All public blockchains are essentially large networks. Analyzing Onchain data most likely involves network analysis. The existing visualizations on common data platforms like Dune currently have difficulty describing the relationships between nodes on blockchains.
Let's use the controversial FTX "hacker" address (0x59ABf3837Fa962d6853b4Cc0a19513AA031fd32b) as an example to do some network analysis (we won't debate whether it's a hacker or the Panama government). We'll look at where the ETH from this address went (we'll examine the 2-hop relationships outgoing from this address).
Tools used in the process:
- Dune: get raw data between addresses and do initial processing
- Python
- Networkx: python package for creating, manipulating and studying complex networks.
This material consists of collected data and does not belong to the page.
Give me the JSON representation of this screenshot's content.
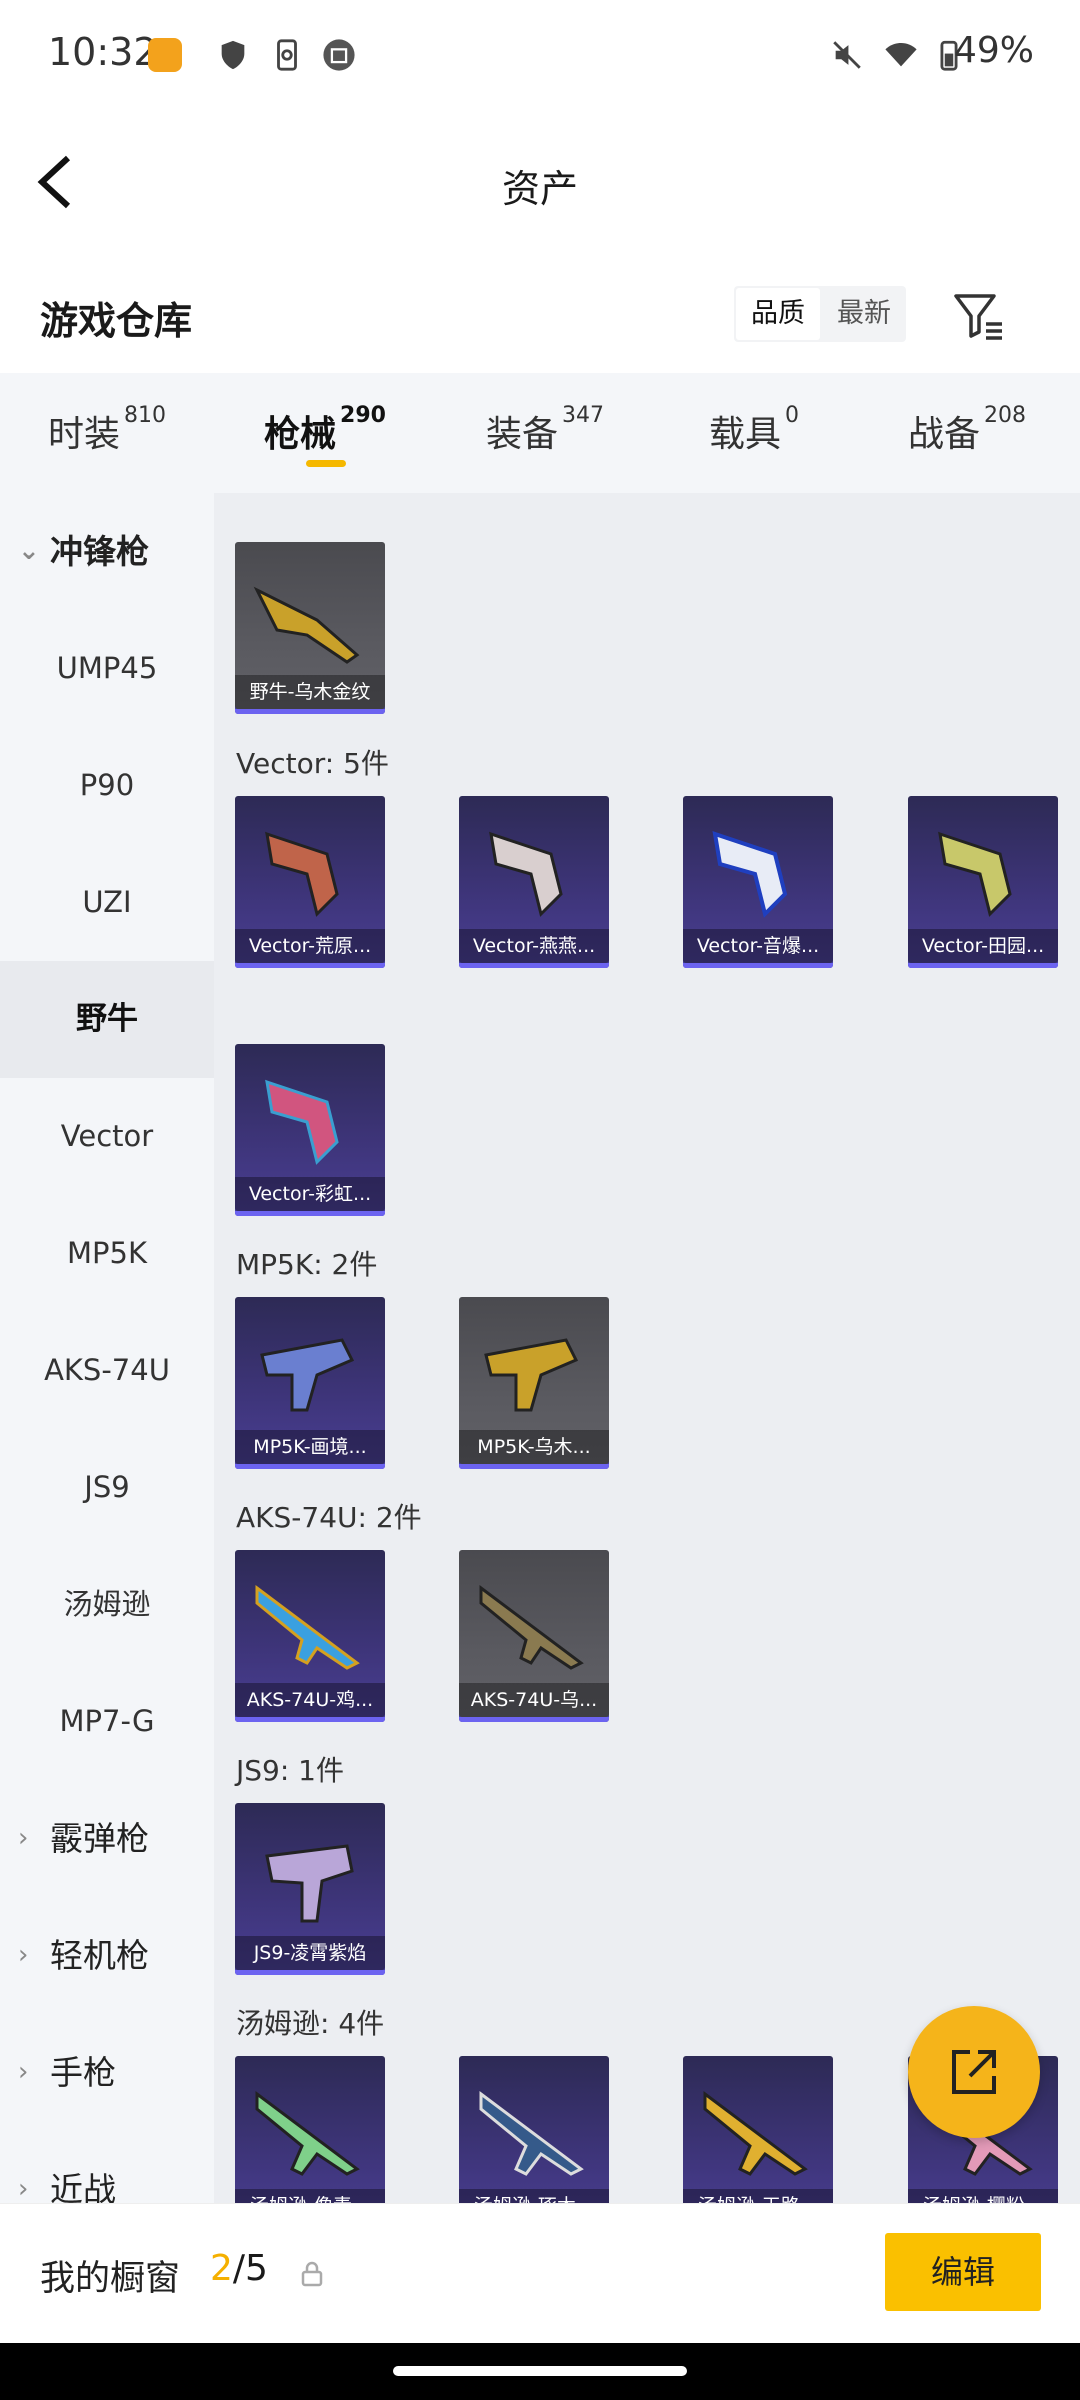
{
  "status_bar": {
    "time": "10:32",
    "battery": "49%"
  },
  "header": {
    "title": "资产"
  },
  "section": {
    "title": "游戏仓库",
    "sort_quality": "品质",
    "sort_latest": "最新"
  },
  "tabs": [
    {
      "label": "时装",
      "count": "810"
    },
    {
      "label": "枪械",
      "count": "290"
    },
    {
      "label": "装备",
      "count": "347"
    },
    {
      "label": "载具",
      "count": "0"
    },
    {
      "label": "战备",
      "count": "208"
    }
  ],
  "sidebar": {
    "groups": [
      "冲锋枪",
      "霰弹枪",
      "轻机枪",
      "手枪",
      "近战"
    ],
    "items": [
      "UMP45",
      "P90",
      "UZI",
      "野牛",
      "Vector",
      "MP5K",
      "AKS-74U",
      "JS9",
      "汤姆逊",
      "MP7-G"
    ]
  },
  "content": {
    "groups": [
      {
        "label": "",
        "cards": [
          "野牛-乌木金纹"
        ]
      },
      {
        "label": "Vector: 5件",
        "cards": [
          "Vector-荒原...",
          "Vector-燕燕...",
          "Vector-音爆...",
          "Vector-田园...",
          "Vector-彩虹..."
        ]
      },
      {
        "label": "MP5K: 2件",
        "cards": [
          "MP5K-画境...",
          "MP5K-乌木..."
        ]
      },
      {
        "label": "AKS-74U: 2件",
        "cards": [
          "AKS-74U-鸡...",
          "AKS-74U-乌..."
        ]
      },
      {
        "label": "JS9: 1件",
        "cards": [
          "JS9-凌霄紫焰"
        ]
      },
      {
        "label": "汤姆逊: 4件",
        "cards": [
          "汤姆逊-像素...",
          "汤姆逊-琢木...",
          "汤姆逊-天路...",
          "汤姆逊-樱粉..."
        ]
      }
    ]
  },
  "bottom": {
    "label": "我的橱窗",
    "count_current": "2",
    "count_sep": "/5",
    "edit_label": "编辑"
  },
  "colors": {
    "accent": "#fac000",
    "card_purple": "#3d3478",
    "indicator": "#f5b800"
  }
}
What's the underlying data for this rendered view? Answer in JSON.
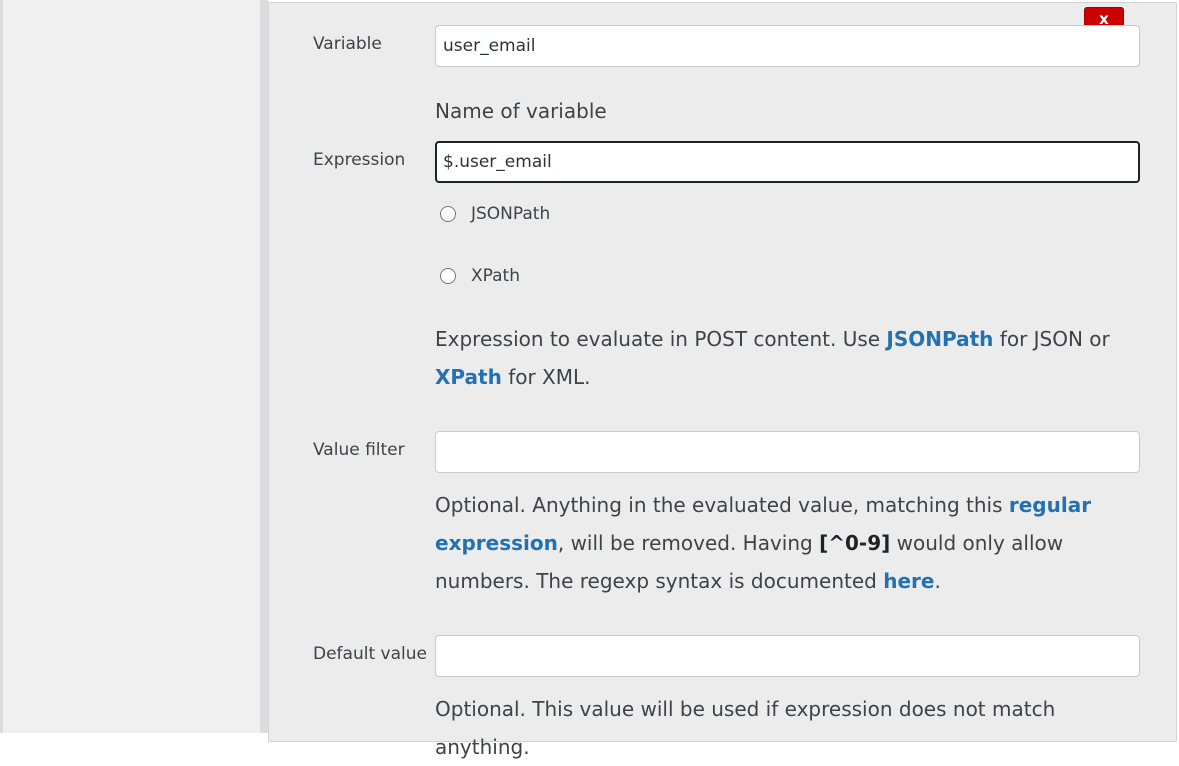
{
  "remove_button": {
    "label": "x"
  },
  "variable": {
    "label": "Variable",
    "value": "user_email",
    "help": "Name of variable"
  },
  "expression": {
    "label": "Expression",
    "value": "$.user_email",
    "options": [
      {
        "label": "JSONPath",
        "checked": false
      },
      {
        "label": "XPath",
        "checked": false
      }
    ],
    "help_prefix": "Expression to evaluate in POST content. Use ",
    "help_link1": "JSONPath",
    "help_mid": " for JSON or ",
    "help_link2": "XPath",
    "help_suffix": " for XML."
  },
  "value_filter": {
    "label": "Value filter",
    "value": "",
    "help_prefix": "Optional. Anything in the evaluated value, matching this ",
    "help_link": "regular expression",
    "help_mid": ", will be removed. Having ",
    "help_code": "[^0-9]",
    "help_mid2": " would only allow numbers. The regexp syntax is documented ",
    "help_link2": "here",
    "help_suffix": "."
  },
  "default_value": {
    "label": "Default value",
    "value": "",
    "help": "Optional. This value will be used if expression does not match anything."
  }
}
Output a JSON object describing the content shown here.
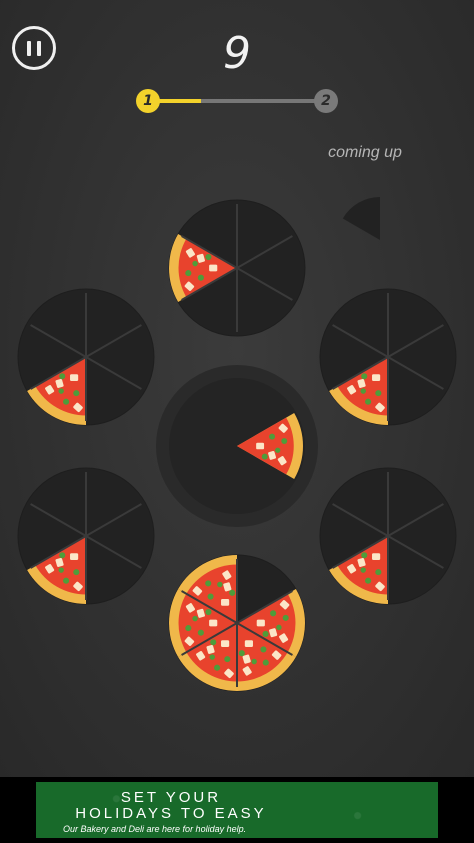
{
  "hud": {
    "score": "9",
    "level_current": "1",
    "level_next": "2",
    "level_progress": 0.3,
    "coming_up_label": "coming up",
    "pause_icon": "pause-icon"
  },
  "colors": {
    "plate": "#222222",
    "plate_rim": "#1e1e1e",
    "slot_line": "#3a3a3a",
    "crust": "#f0b84a",
    "crust_light": "#f7d06f",
    "sauce": "#e8432d",
    "cheese": "#fbe6c8",
    "basil": "#4f9c3a",
    "progress_fill": "#f3d22b"
  },
  "board": {
    "plates": [
      {
        "name": "plate-top",
        "filled_slices": [
          4
        ]
      },
      {
        "name": "plate-upper-left",
        "filled_slices": [
          3
        ]
      },
      {
        "name": "plate-upper-right",
        "filled_slices": [
          3
        ]
      },
      {
        "name": "plate-lower-left",
        "filled_slices": [
          3
        ]
      },
      {
        "name": "plate-lower-right",
        "filled_slices": [
          3
        ]
      },
      {
        "name": "plate-bottom",
        "filled_slices": [
          1,
          2,
          3,
          4,
          5
        ]
      }
    ],
    "center_slice": "pizza-slice",
    "next_piece_icon": "slice-preview-icon"
  },
  "ad": {
    "headline": "SET YOUR\nHOLIDAYS TO EASY",
    "subline": "Our Bakery and Deli are here for holiday help."
  }
}
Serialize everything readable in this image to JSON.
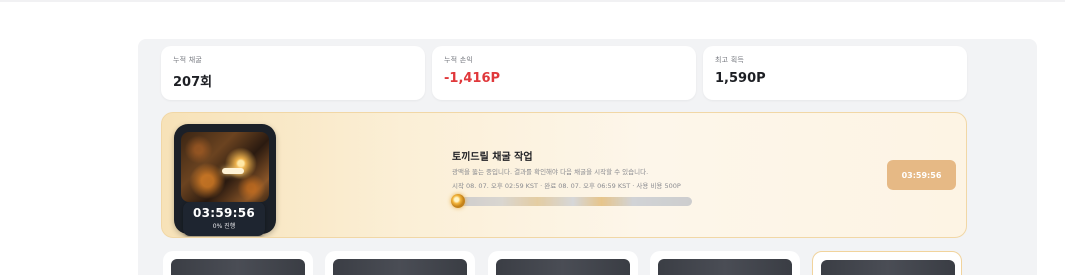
{
  "stats": [
    {
      "label": "누적 채굴",
      "value": "207회"
    },
    {
      "label": "누적 손익",
      "value": "-1,416P"
    },
    {
      "label": "최고 획득",
      "value": "1,590P"
    }
  ],
  "job": {
    "title": "토끼드릴 채굴 작업",
    "description": "광맥을 뚫는 중입니다. 결과를 확인해야 다음 채굴을 시작할 수 있습니다.",
    "meta": "시작 08. 07. 오후 02:59 KST · 완료 08. 07. 오후 06:59 KST · 사용 비용 500P",
    "timer": "03:59:56",
    "progress_text": "0% 진행",
    "progress": 0,
    "button_label": "03:59:56"
  },
  "colors": {
    "accent": "#e6b985",
    "negative": "#e0383b",
    "panel": "#f2f3f5"
  }
}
Allows storing networks in standardized and non-standardized data formats, generating various random and classic networks, analyzing network structure, building network models, designing new network algorithms, drawing networks, etc.
- More info: https://networkx.org/
- Plotly: great package for visualizations, can generate interactive HTML files. Has a complementary frontend framework called DASH that is very user-friendly for data analysts without advanced engineering skills.
- More info: https://plotly.com/
- Pandas: most commonly used Python package for working with data, provides many functions and methods to enable quick and convenient data manipulation.
- More info: https://pandas.pydata.org/
- Networkx: python package for creating, manipulating and studying complex networks. Allows storing networks in standardized and non-standardized data formats, generating various random and classic networks, analyzing network structure, building network models, designing new network algorithms, drawing networks, etc.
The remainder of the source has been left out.